汽车工程 ›› 2024, Vol. 46 ›› Issue (5): 776-783.doi: 10.19562/j.chinasae.qcgc.2024.05.004

• • 上一篇    

动态场景下基于3D多目标追踪的实时视觉SLAM方法研究

陈吉清1,2,车宇翔1,2,田小强1,2,兰凤崇1,2,周云郊1,2()   

  1. 1.华南理工大学机械与汽车工程学院,广州 510640
    2.华南理工大学,广东省汽车工程重点实验室,广州 510640
  • 收稿日期:2023-11-12 修回日期:2023-12-26 出版日期:2024-05-25 发布日期:2024-05-17
  • 通讯作者: 周云郊 E-mail:mezhouyj@scut.edu.cn
  • 基金资助:
    国家自然科学基金(52175267);广东省自然科学基金(2021A1515010912);国家车辆事故深度调查体系(NAIS)和新能源汽车事故调查协作网资助

Research on Real-Time Visual SLAM Method Based on 3D Multi-Object Tracking in Dynamic Scenes

Jiqing Chen1,2,Yuxiang Che1,2,Xiaoqiang Tian1,2,Fengchong Lan1,2,Yunjiao Zhou1,2()   

  1. 1.School of Mechanical and Automotive Engineering, South China University of Technology, Guangzhou 510640
    2.South China University of Technology, Guangdong Provincial Key Laboratory of Automotive Engineering, Guangzhou 510640
  • Received:2023-11-12 Revised:2023-12-26 Online:2024-05-25 Published:2024-05-17
  • Contact: Yunjiao Zhou E-mail:mezhouyj@scut.edu.cn

摘要:

近年来一些解决动态场景下的SLAM技术被提出,其中SLAM与MOT结合的技术路线不仅可解决动态场景问题,还可以提高系统对周围场景的理解,获得了更大关注。本文介绍了一种高效的实时在线视觉SLAMMOT融合系统,以双目视觉或RGBD作为输入,只须借助2D目标检测网络,便能高效、准确、鲁棒地跟踪相机以及动态目标的位姿,并生成稀疏点云地图。为提高多动态目标追踪的精度与准确度,引入了级联匹配与IOU匹配结合的策略;利用阿克曼转向模型来简化追踪目标的运动,减少求解动态目标位姿所需匹配点的数量;利用因子图将相机与动态目标的追踪结果进行联合优化,同时提高相机、追踪目标的位姿和地图点的精度。最后在KITTI跟踪数据集上与其他方法进行比较。

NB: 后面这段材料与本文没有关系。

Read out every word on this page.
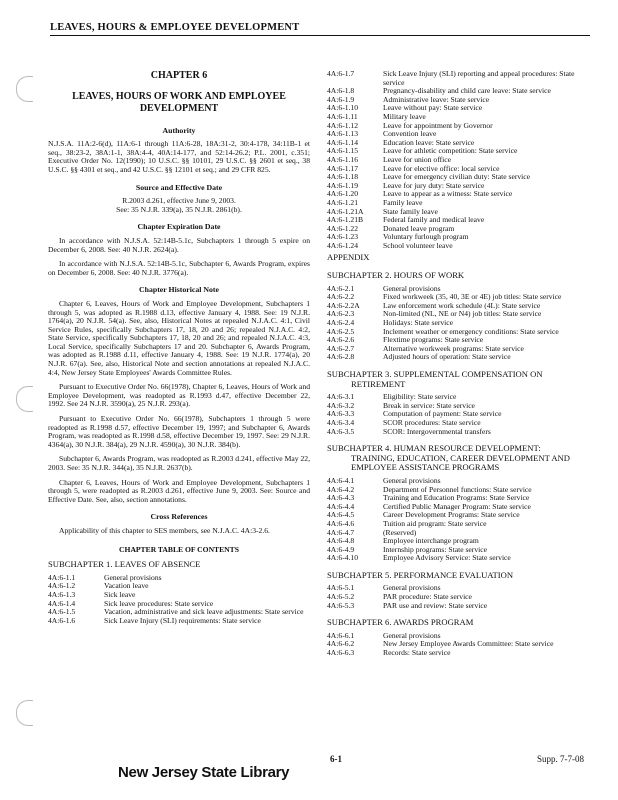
LEAVES, HOURS & EMPLOYEE DEVELOPMENT
CHAPTER 6
LEAVES, HOURS OF WORK AND EMPLOYEE DEVELOPMENT
Authority

N.J.S.A. 11A:2-6(d), 11A:6-1 through 11A:6-28, 18A:31-2, 30:4-178, 34:11B-1 et seq., 38:23-2, 38A:1-1, 38A:4-4, 40A:14-177, and 52:14-26.2; P.L. 2001, c.351; Executive Order No. 12(1990); 10 U.S.C. §§ 10101, 29 U.S.C. §§ 2601 et seq., 38 U.S.C. §§ 4301 et seq., and 42 U.S.C. §§ 12101 et seq.; and 29 CFR 825.

Source and Effective Date

R.2003 d.261, effective June 9, 2003.

See: 35 N.J.R. 339(a), 35 N.J.R. 2861(b).

Chapter Expiration Date

In accordance with N.J.S.A. 52:14B-5.1c, Subchapters 1 through 5 expire on December 6, 2008. See: 40 N.J.R. 2624(a).

In accordance with N.J.S.A. 52:14B-5.1c, Subchapter 6, Awards Program, expires on December 6, 2008. See: 40 N.J.R. 3776(a).

Chapter Historical Note

Chapter 6, Leaves, Hours of Work and Employee Development, Subchapters 1 through 5, was adopted as R.1988 d.13, effective January 4, 1988. See: 19 N.J.R. 1764(a), 20 N.J.R. 54(a). See, also, Historical Notes at repealed N.J.A.C. 4:1, Civil Service Rules, specifically Subchapters 17, 18, 20 and 26; repealed N.J.A.C. 4:2, State Service, specifically Subchapters 17, 18, 20 and 26; and repealed N.J.A.C. 4:3, Local Service, specifically Subchapters 17 and 20. Subchapter 6, Awards Program, was adopted as R.1988 d.11, effective January 4, 1988. See: 19 N.J.R. 1774(a), 20 N.J.R. 67(a). See, also, Historical Note and section annotations at repealed N.J.A.C. 4:4, New Jersey State Employees' Awards Committee Rules.

Pursuant to Executive Order No. 66(1978), Chapter 6, Leaves, Hours of Work and Employee Development, was readopted as R.1993 d.47, effective December 22, 1992. See 24 N.J.R. 3590(a), 25 N.J.R. 293(a).

Pursuant to Executive Order No. 66(1978), Subchapters 1 through 5 were readopted as R.1998 d.57, effective December 19, 1997; and Subchapter 6, Awards Program, was readopted as R.1998 d.58, effective December 19, 1997. See: 29 N.J.R. 4364(a), 30 N.J.R. 384(a), 29 N.J.R. 4590(a), 30 N.J.R. 384(b).

Subchapter 6, Awards Program, was readopted as R.2003 d.241, effective May 22, 2003. See: 35 N.J.R. 344(a), 35 N.J.R. 2637(b).

Chapter 6, Leaves, Hours of Work and Employee Development, Subchapters 1 through 5, were readopted as R.2003 d.261, effective June 9, 2003. See: Source and Effective Date. See, also, section annotations.

Cross References

Applicability of this chapter to SES members, see N.J.A.C. 4A:3-2.6.

CHAPTER TABLE OF CONTENTS
SUBCHAPTER 1. LEAVES OF ABSENCE
4A:6-1.1	General provisions
4A:6-1.2	Vacation leave
4A:6-1.3	Sick leave
4A:6-1.4	Sick leave procedures: State service
4A:6-1.5	Vacation, administrative and sick leave adjustments: State service
4A:6-1.6	Sick Leave Injury (SLI) requirements: State service
4A:6-1.7	Sick Leave Injury (SLI) reporting and appeal procedures: State service
4A:6-1.8	Pregnancy-disability and child care leave: State service
4A:6-1.9	Administrative leave: State service
4A:6-1.10	Leave without pay: State service
4A:6-1.11	Military leave
4A:6-1.12	Leave for appointment by Governor
4A:6-1.13	Convention leave
4A:6-1.14	Education leave: State service
4A:6-1.15	Leave for athletic competition: State service
4A:6-1.16	Leave for union office
4A:6-1.17	Leave for elective office: local service
4A:6-1.18	Leave for emergency civilian duty: State service
4A:6-1.19	Leave for jury duty: State service
4A:6-1.20	Leave to appear as a witness: State service
4A:6-1.21	Family leave
4A:6-1.21A	State family leave
4A:6-1.21B	Federal family and medical leave
4A:6-1.22	Donated leave program
4A:6-1.23	Voluntary furlough program
4A:6-1.24	School volunteer leave
APPENDIX
SUBCHAPTER 2. HOURS OF WORK
4A:6-2.1	General provisions
4A:6-2.2	Fixed workweek (35, 40, 3E or 4E) job titles: State service
4A:6-2.2A	Law enforcement work schedule (4L): State service
4A:6-2.3	Non-limited (NL, NE or N4) job titles: State service
4A:6-2.4	Holidays: State service
4A:6-2.5	Inclement weather or emergency conditions: State service
4A:6-2.6	Flextime programs: State service
4A:6-2.7	Alternative workweek programs: State service
4A:6-2.8	Adjusted hours of operation: State service
SUBCHAPTER 3. SUPPLEMENTAL COMPENSATION ON
RETIREMENT
4A:6-3.1	Eligibility: State service
4A:6-3.2	Break in service: State service
4A:6-3.3	Computation of payment: State service
4A:6-3.4	SCOR procedures: State service
4A:6-3.5	SCOR: Intergovernmental transfers
SUBCHAPTER 4. HUMAN RESOURCE DEVELOPMENT:
TRAINING, EDUCATION, CAREER DEVELOPMENT AND EMPLOYEE ASSISTANCE PROGRAMS
4A:6-4.1	General provisions
4A:6-4.2	Department of Personnel functions: State service
4A:6-4.3	Training and Education Programs: State Service
4A:6-4.4	Certified Public Manager Program: State service
4A:6-4.5	Career Development Programs: State service
4A:6-4.6	Tuition aid program: State service
4A:6-4.7	(Reserved)
4A:6-4.8	Employee interchange program
4A:6-4.9	Internship programs: State service
4A:6-4.10	Employee Advisory Service: State service
SUBCHAPTER 5. PERFORMANCE EVALUATION
4A:6-5.1	General provisions
4A:6-5.2	PAR procedure: State service
4A:6-5.3	PAR use and review: State service
SUBCHAPTER 6. AWARDS PROGRAM
4A:6-6.1	General provisions
4A:6-6.2	New Jersey Employee Awards Committee: State service
4A:6-6.3	Records: State service
New Jersey State Library
6-1	Supp. 7-7-08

结果表明,在满足实时性要求的前提下,该方法仍能准确地追踪相机以及动态目标位姿。

关键词: 视觉SLAM, 动态场景, 多目标追踪, 实时系统

Abstract:

In recent years, some technologies have emerged to tackle the challenges of Simultaneous Localization and Mapping (SLAM) in dynamic scenes, among which the integration of SLAM and moving object tracking (MOT) has gained significant attention as it not only tackles the problem of dynamic scenes but also enhances the system's understanding of the surrounding environment. In this paper, an efficient real-time online visual SLAM-MOT fusion system is introduced in this paper, which takes binocular vision or RGBD as input. With the help of a 2D object detection network, this approach can track the camera and dynamic object poses efficiently, accurately and robustly, while generating a sparse point cloud map. Additionally, to improve the precision and accuracy of multi-dynamic object tracking, a strategy combining the cascaded matching and IOU matching strategy is introduced. The Ackermann steering model is used to simplify the motion estimation of the tracked objects to reduce number of matching points required to solve dynamic target pose. By employing a factor graph, the tracking results of both the camera and dynamic objects are jointly optimized, simultaneously enhancing the accuracy of the camera, object poses, and map points. Finally, the proposed method is compared with other approaches using the KITTI tracking dataset. The results show that, while satisfying real-time requirements, this method can still achieve accurate camera and dynamic object pose tracking.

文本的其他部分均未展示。